2. Lack of self-belief
Self-belief. Is it ingrained or can it be learned? Definitely the second option. Experiences and your reactions shape your belief system. If you are not aware of your hard work, you don’t use positive motivational words and you don’t celebrate great achievements there is a big chance that you will choke more often than not. Choking is your body response for your thoughts and because tennis is a fast sport you have a lot of thoughts during each rally. That is why it is so crucial to know own value and stick with it every time you hit the ball to avoid choking moments.
Solution: Give yourself positive comments and be aware of your hard work. The more you repeat these actions the harder it will be to destruct your solid self-belief.
3. Others more important than you
You can start choking simply by focusing on others. If you play against one of the top players in your country you can significantly underperform if your thoughts will be focused on the level of your opponent. If you compete against lower-ranked player choking can happen if you will think about what others will tell you after losing to much weaker opponent. Focusing on others is the thing that you can’t control so there is no reason to worry about that.
Solution: Focus on yourself. You have to be happy with your game and results. If you are – congratulations. If you are not – learn and improve.
4. Past or Future
Top players play great only if they are focused on here and now.

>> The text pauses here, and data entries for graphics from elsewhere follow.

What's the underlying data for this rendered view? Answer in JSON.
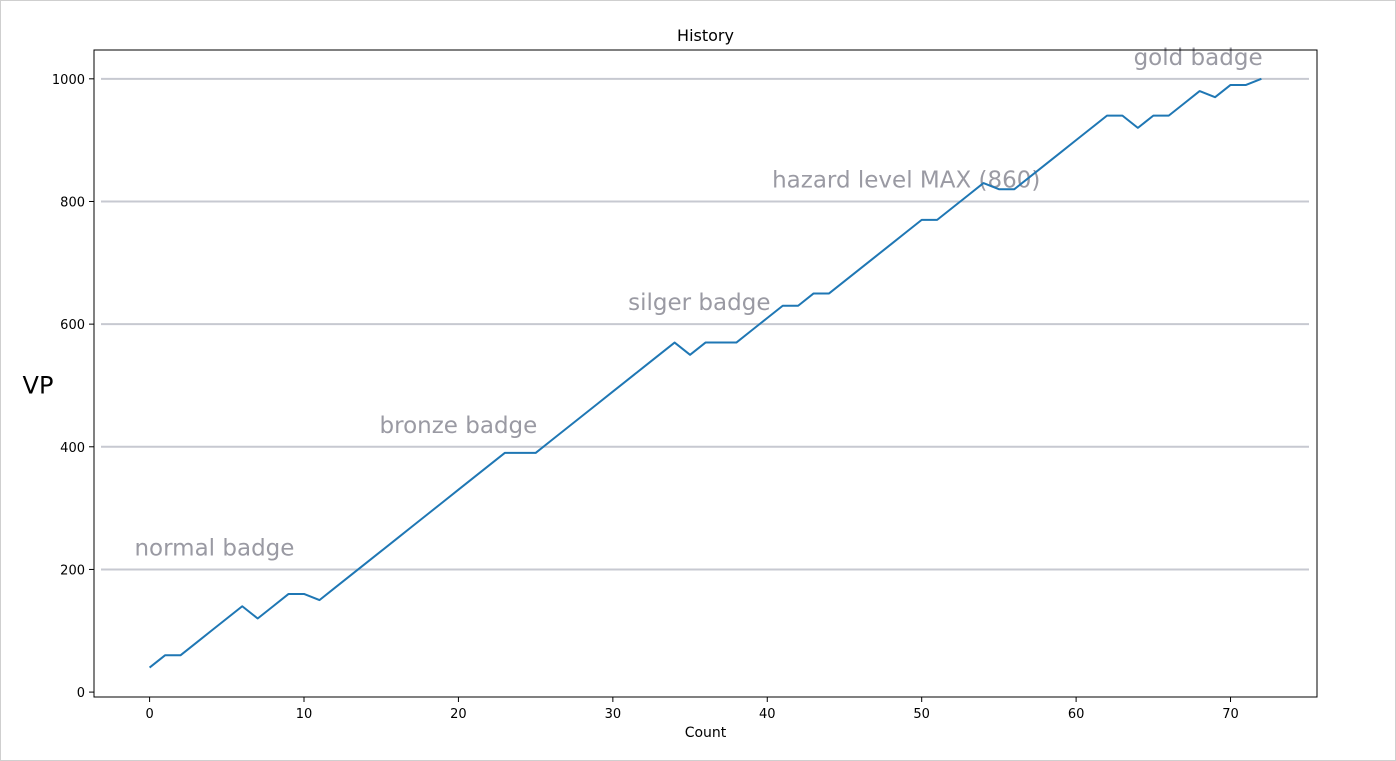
{
  "chart_data": {
    "type": "line",
    "title": "History",
    "xlabel": "Count",
    "ylabel": "VP",
    "xlim": [
      -3.6,
      75.6
    ],
    "ylim": [
      -8,
      1047
    ],
    "xticks": [
      0,
      10,
      20,
      30,
      40,
      50,
      60,
      70
    ],
    "yticks": [
      0,
      200,
      400,
      600,
      800,
      1000
    ],
    "grid": "horizontal lines at VP thresholds",
    "line_color": "#1f77b4",
    "threshold_color": "#c7c9d1",
    "annotation_color": "#9a9aa3",
    "thresholds": [
      {
        "y": 200,
        "label": "normal badge",
        "label_x": 4.2
      },
      {
        "y": 400,
        "label": "bronze badge",
        "label_x": 20.0
      },
      {
        "y": 600,
        "label": "silger badge",
        "label_x": 35.6
      },
      {
        "y": 800,
        "label": "hazard level MAX (860)",
        "label_x": 49.0
      },
      {
        "y": 1000,
        "label": "gold badge",
        "label_x": 67.9
      }
    ],
    "series": [
      {
        "x": [
          0,
          1,
          2,
          3,
          4,
          5,
          6,
          7,
          8,
          9,
          10,
          11,
          12,
          13,
          14,
          15,
          16,
          17,
          18,
          19,
          20,
          21,
          22,
          23,
          24,
          25,
          26,
          27,
          28,
          29,
          30,
          31,
          32,
          33,
          34,
          35,
          36,
          37,
          38,
          39,
          40,
          41,
          42,
          43,
          44,
          45,
          46,
          47,
          48,
          49,
          50,
          51,
          52,
          53,
          54,
          55,
          56,
          57,
          58,
          59,
          60,
          61,
          62,
          63,
          64,
          65,
          66,
          67,
          68,
          69,
          70,
          71,
          72
        ],
        "y": [
          40,
          60,
          60,
          80,
          100,
          120,
          140,
          120,
          140,
          160,
          160,
          150,
          170,
          190,
          210,
          230,
          250,
          270,
          290,
          310,
          330,
          350,
          370,
          390,
          390,
          390,
          410,
          430,
          450,
          470,
          490,
          510,
          530,
          550,
          570,
          550,
          570,
          570,
          570,
          590,
          610,
          630,
          630,
          650,
          650,
          670,
          690,
          710,
          730,
          750,
          770,
          770,
          790,
          810,
          830,
          820,
          820,
          840,
          860,
          880,
          900,
          920,
          940,
          940,
          920,
          940,
          940,
          960,
          980,
          970,
          990,
          990,
          1000
        ]
      }
    ]
  }
}
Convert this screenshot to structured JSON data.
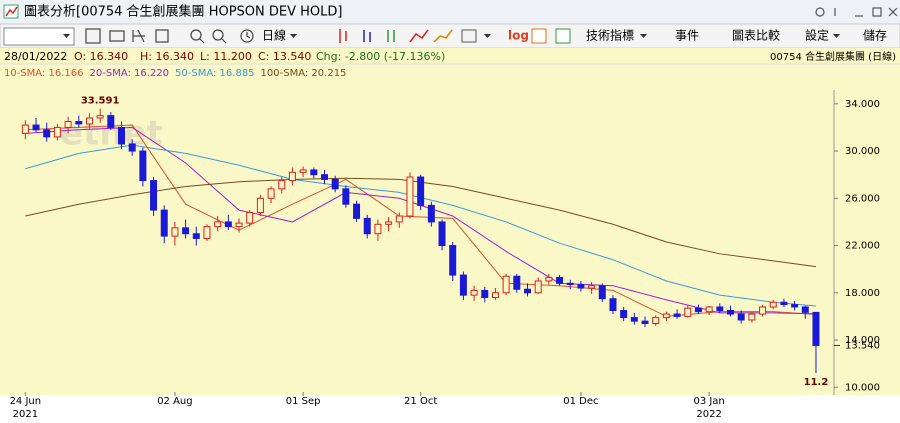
{
  "window_title": "圖表分析[00754 合生創展集團 HOPSON DEV HOLD]",
  "toolbar": {
    "period": "日線",
    "log": "log",
    "indicators": "技術指標",
    "events": "事件",
    "compare": "圖表比較",
    "settings": "設定",
    "save": "儲存"
  },
  "info": {
    "date": "28/01/2022",
    "open": "O: 16.340",
    "high": "H: 16.340",
    "low": "L: 11.200",
    "close": "C: 13.540",
    "change": "Chg: -2.800 (-17.136%)",
    "symbol": "00754 合生創展集團 (日線)"
  },
  "chart_data": {
    "type": "candlestick",
    "watermark": "etnet",
    "open": [
      31.5,
      32.2,
      31.8,
      31.2,
      32.0,
      32.5,
      32.3,
      32.8,
      33.0,
      32.0,
      30.6,
      30.0,
      27.5,
      25.0,
      22.8,
      23.5,
      23.0,
      22.6,
      23.6,
      24.0,
      23.6,
      23.9,
      24.8,
      26.0,
      26.8,
      27.5,
      28.2,
      28.4,
      28.0,
      27.6,
      26.8,
      25.5,
      24.3,
      23.0,
      23.8,
      24.0,
      24.5,
      27.8,
      25.4,
      24.0,
      22.0,
      19.5,
      17.8,
      18.2,
      17.6,
      18.0,
      19.4,
      18.3,
      18.0,
      19.0,
      19.3,
      18.8,
      18.7,
      18.4,
      18.6,
      17.5,
      16.5,
      15.9,
      15.6,
      15.4,
      15.9,
      16.2,
      16.0,
      16.7,
      16.4,
      16.8,
      16.5,
      16.2,
      15.7,
      16.2,
      16.8,
      17.2,
      17.0,
      16.8,
      16.34
    ],
    "high": [
      32.6,
      32.8,
      32.4,
      32.3,
      32.9,
      33.0,
      33.2,
      33.591,
      33.3,
      32.5,
      31.0,
      30.3,
      27.8,
      25.4,
      24.0,
      24.2,
      23.6,
      23.8,
      24.5,
      24.6,
      24.3,
      25.0,
      26.3,
      27.0,
      27.8,
      28.6,
      28.7,
      28.6,
      28.4,
      27.9,
      27.1,
      25.8,
      24.6,
      24.2,
      24.4,
      24.8,
      28.2,
      28.0,
      25.7,
      24.2,
      22.3,
      19.8,
      18.6,
      18.5,
      18.4,
      19.6,
      19.6,
      18.8,
      19.3,
      19.6,
      19.5,
      19.1,
      19.0,
      18.9,
      18.8,
      17.8,
      16.8,
      16.3,
      16.0,
      16.1,
      16.4,
      16.6,
      16.9,
      17.0,
      16.9,
      17.1,
      16.9,
      16.5,
      16.4,
      17.0,
      17.4,
      17.5,
      17.3,
      16.9,
      16.34
    ],
    "low": [
      31.0,
      31.6,
      30.8,
      30.9,
      31.5,
      32.0,
      31.9,
      32.4,
      31.8,
      30.2,
      29.6,
      27.0,
      24.5,
      22.2,
      22.0,
      22.6,
      22.0,
      22.4,
      23.2,
      23.3,
      23.1,
      23.6,
      24.5,
      25.6,
      26.4,
      27.1,
      27.8,
      27.7,
      27.2,
      26.5,
      25.2,
      24.0,
      22.6,
      22.4,
      23.2,
      23.5,
      24.3,
      25.0,
      23.6,
      21.6,
      19.0,
      17.4,
      17.3,
      17.2,
      17.4,
      17.8,
      18.0,
      17.7,
      17.9,
      18.7,
      18.6,
      18.3,
      18.1,
      17.9,
      17.2,
      16.2,
      15.6,
      15.3,
      15.1,
      15.2,
      15.6,
      15.8,
      15.9,
      16.2,
      16.1,
      16.3,
      16.0,
      15.4,
      15.5,
      16.0,
      16.6,
      16.8,
      16.5,
      15.8,
      11.2
    ],
    "close": [
      32.2,
      31.8,
      31.2,
      32.0,
      32.5,
      32.3,
      32.8,
      33.0,
      32.0,
      30.6,
      30.0,
      27.5,
      25.0,
      22.8,
      23.5,
      23.0,
      22.6,
      23.6,
      24.0,
      23.6,
      23.9,
      24.8,
      26.0,
      26.8,
      27.5,
      28.2,
      28.4,
      28.0,
      27.6,
      26.8,
      25.5,
      24.3,
      23.0,
      23.8,
      24.0,
      24.5,
      27.8,
      25.4,
      24.0,
      22.0,
      19.5,
      17.8,
      18.2,
      17.6,
      18.0,
      19.4,
      18.3,
      18.0,
      19.0,
      19.3,
      18.8,
      18.7,
      18.4,
      18.6,
      17.5,
      16.5,
      15.9,
      15.6,
      15.4,
      15.9,
      16.2,
      16.0,
      16.7,
      16.4,
      16.8,
      16.5,
      16.2,
      15.7,
      16.2,
      16.8,
      17.2,
      17.0,
      16.8,
      16.34,
      13.54
    ],
    "up_color": "#e0201c",
    "down_color": "#1a1ad6",
    "series": [
      {
        "name": "10-SMA: 16.166",
        "color": "#e05030",
        "x": [
          0,
          5,
          10,
          15,
          20,
          25,
          30,
          35,
          40,
          45,
          50,
          55,
          60,
          65,
          70,
          74
        ],
        "values": [
          31.8,
          32.0,
          32.2,
          25.5,
          23.3,
          25.5,
          27.6,
          24.5,
          24.3,
          18.8,
          18.6,
          18.2,
          16.0,
          16.4,
          16.4,
          16.166
        ]
      },
      {
        "name": "20-SMA: 16.220",
        "color": "#a020d0",
        "x": [
          0,
          5,
          10,
          15,
          20,
          25,
          30,
          35,
          40,
          45,
          50,
          55,
          60,
          65,
          70,
          74
        ],
        "values": [
          31.5,
          31.8,
          32.0,
          29.0,
          25.0,
          24.0,
          26.5,
          26.0,
          24.5,
          21.5,
          18.8,
          18.6,
          17.4,
          16.3,
          16.3,
          16.22
        ]
      },
      {
        "name": "50-SMA: 16.885",
        "color": "#3a9ae0",
        "x": [
          0,
          5,
          10,
          15,
          20,
          25,
          30,
          35,
          40,
          45,
          50,
          55,
          60,
          65,
          70,
          74
        ],
        "values": [
          28.5,
          29.8,
          30.5,
          29.8,
          28.8,
          27.6,
          27.0,
          26.5,
          25.4,
          24.0,
          22.2,
          20.8,
          19.0,
          17.8,
          17.2,
          16.885
        ]
      },
      {
        "name": "100-SMA: 20.215",
        "color": "#7a4a20",
        "x": [
          0,
          5,
          10,
          15,
          20,
          25,
          30,
          35,
          40,
          45,
          50,
          55,
          60,
          65,
          70,
          74
        ],
        "values": [
          24.5,
          25.5,
          26.3,
          27.0,
          27.4,
          27.6,
          27.7,
          27.6,
          27.0,
          26.0,
          25.0,
          23.8,
          22.3,
          21.3,
          20.7,
          20.215
        ]
      }
    ],
    "annotations": [
      {
        "x": 7,
        "y": 33.591,
        "label": "33.591"
      },
      {
        "x": 74,
        "y": 11.2,
        "label": "11.2"
      }
    ],
    "last_price": {
      "value": 13.54,
      "label": "13.540"
    },
    "xlim": [
      -0.5,
      75.5
    ],
    "ylim": [
      9.6,
      35.0
    ],
    "xticks": [
      {
        "value": 0,
        "label": "24 Jun"
      },
      {
        "value": 14,
        "label": "02 Aug"
      },
      {
        "value": 26,
        "label": "01 Sep"
      },
      {
        "value": 37,
        "label": "21 Oct"
      },
      {
        "value": 52,
        "label": "01 Dec"
      },
      {
        "value": 64,
        "label": "03 Jan"
      }
    ],
    "year_labels": [
      {
        "value": 0,
        "label": "2021"
      },
      {
        "value": 64,
        "label": "2022"
      }
    ],
    "yticks": [
      {
        "value": 10,
        "label": "10.000"
      },
      {
        "value": 14,
        "label": "14.000"
      },
      {
        "value": 18,
        "label": "18.000"
      },
      {
        "value": 22,
        "label": "22.000"
      },
      {
        "value": 26,
        "label": "26.000"
      },
      {
        "value": 30,
        "label": "30.000"
      },
      {
        "value": 34,
        "label": "34.000"
      }
    ]
  }
}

During each point there are a lot of variables so player has to constantly adapt. If he is focused on the past or on the future he will definitely won’t achieve optimal performance. Thinking about lost points in the first set or about benefits of beating the highest seeded player in the tournament are first steps to start choking. Your body will react negatively to thoughts about uncontrollable areas.
Solution: Focus on here and now. Have ready routines to help you refocus every time your mind starts to wander.
These are the four common reasons why tennis players choke at different levels. The good information is that you can control ALL of these reasons. It is not easy but with proper amount of work you will definitely reduce the numbers of situations when your hands shake and your legs are extremely heavy.